Il ruolo degli ultrasuoni in medicina e non solo

L’orecchio umano è uno strumento perfetto per le nostre esigenze: ascolta ciò che serve, ci aiuta a distinguere i suoni, a fornirci equilibrio e ci orienta nello spazio seguendo una gamma di frequenze che il nostro cervello è in grado di elaborare. Ma quando un mezzo produce una gamma di vibrazioni superiore al campo di udibilità dell’uomo, allora siamo di fronte agli ultrasuoni.

Le onde elastiche all’ultrasuono si dilatano e si espandono nello spazio esattamente come le onde luminose, facendo parte dello stesso spettro elettromagnetico. Presenta quindi fenomeni di riflessione e reiterazione quando si trovano degli ostacoli nel loro cammino. A seconda della tipologia di ostacolo si osservano diversi fenomeni, quando gli ultrasuoni lo incontrano. Ad esempio abbiamo interferenza e diffrazione quando le dimensioni dell’ostacolo ovvero delle fessure che le onde attraversano, sono delle stesse dimensioni superiori rispetto all’onda ultrasonora che li attraversa.

Quando invece sono nettamente diverse, ad esempio quando abbiamo un livello di energia molto elevato, può capitare che nel mezzo attraversato si riscontrino aumento di temperatura, fenomeni di cavitazione, sollevamento dei liquidi anche di alcuni centimetri. In certi casi gli ultrasuoni provocano luminescenza ed effetti chimici, dovuti all’azione meccanica dell’attraversamento.

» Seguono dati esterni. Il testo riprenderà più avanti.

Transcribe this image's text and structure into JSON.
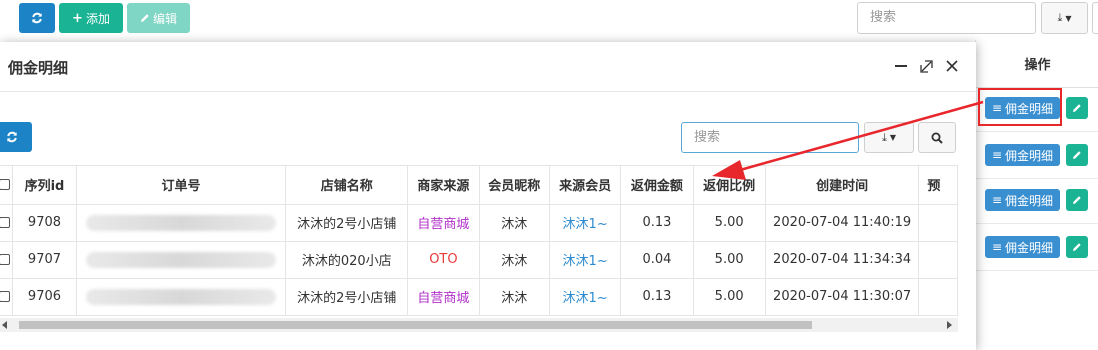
{
  "toolbar": {
    "add_label": "添加",
    "edit_label": "编辑",
    "search_placeholder": "搜索"
  },
  "background_table": {
    "ops_header": "操作",
    "commission_btn_label": "佣金明细",
    "row_count": 4
  },
  "modal": {
    "title": "佣金明细",
    "search_placeholder": "搜索",
    "columns": [
      "序列id",
      "订单号",
      "店铺名称",
      "商家来源",
      "会员昵称",
      "来源会员",
      "返佣金额",
      "返佣比例",
      "创建时间",
      "预"
    ],
    "rows": [
      {
        "id": "9708",
        "order_no": "",
        "shop": "沐沐的2号小店铺",
        "source": "自营商城",
        "nickname": "沐沐",
        "src_member": "沐沐1~",
        "amount": "0.13",
        "ratio": "5.00",
        "created": "2020-07-04 11:40:19"
      },
      {
        "id": "9707",
        "order_no": "",
        "shop": "沐沐的020小店",
        "source": "OTO",
        "nickname": "沐沐",
        "src_member": "沐沐1~",
        "amount": "0.04",
        "ratio": "5.00",
        "created": "2020-07-04 11:34:34"
      },
      {
        "id": "9706",
        "order_no": "",
        "shop": "沐沐的2号小店铺",
        "source": "自营商城",
        "nickname": "沐沐",
        "src_member": "沐沐1~",
        "amount": "0.13",
        "ratio": "5.00",
        "created": "2020-07-04 11:30:07"
      }
    ]
  },
  "colors": {
    "primary_blue": "#1c84c6",
    "green": "#1ab394",
    "annotation_red": "#e8272c",
    "source_self_color": "#b02fc8",
    "source_oto_color": "#e83a3a"
  }
}
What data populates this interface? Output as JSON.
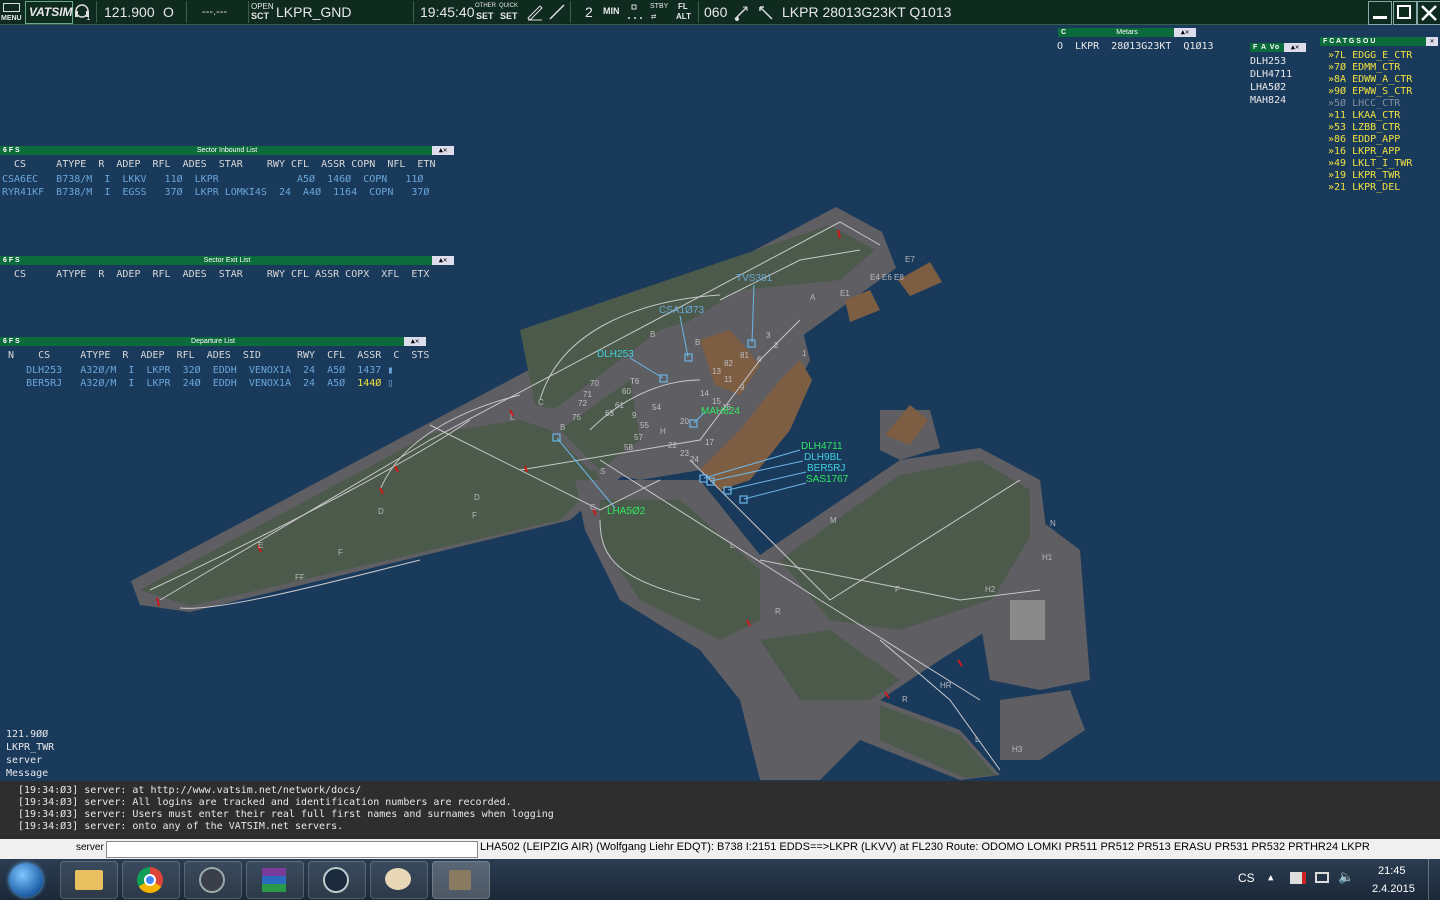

Dal momento che si producono determinati effetti è chiaro che gli ultrasuoni possono avere diversi utilizzi. Quello più promettente e largamente utilizzato è il campo medico, ma ci sono anche altri settori nei quali le onde ultrasonore risultano molto utili. Esse vengono impiegate per l’informatica, per determinare la composizione dei materiali, nel campo della tecnologia meccanica, delle telecomunicazioni. Inoltre tra le applicazioni si ricordano i rivelatori di difetti nei controlli di qualità, la misura delle proprietà dei solidi e dei liquidi, la localizzazione sottomarina di ostacoli (conosciuta come SONAR), la lavorazione di materiali particolarmente coriacei, nei quali la testa del trapano ad esempio è sostituita da una testina che emana onde ultrasonore.

Rimane il campo della medicina: le applicazioni diagnostiche tramite gli ultrasuoni sono tali da essere usate in ostetricia per il rilievo dello sviluppo del feto e la rilevazione del battito cardiaco; la diagnosi di ematomi e di tumori del cervello, di tumori della mammella, del fegato, della prostata, di calcoli renali, l’analisi dei movimenti delle valvole cardiache e delle pareti del cuore, tutte operazioni che rientrano nella generica definizione di ECOGRAFIA e ECOCARDIOGRAMMA. Gli stessi calcoli possono essere eliminati tramite ultrasuoni, che attraversano la pelle e li frantumano con dei potenti fasci d’onde d’urto. Non mancano altre applicazioni curative grazie all’effetto termico o alle vibrazioni prodotte per esempio nel caso di spasmi muscolari, artriti, nevriti, artrosi e altre malattie invalidanti che generano dolori alle articolazioni e ai nervi periferici.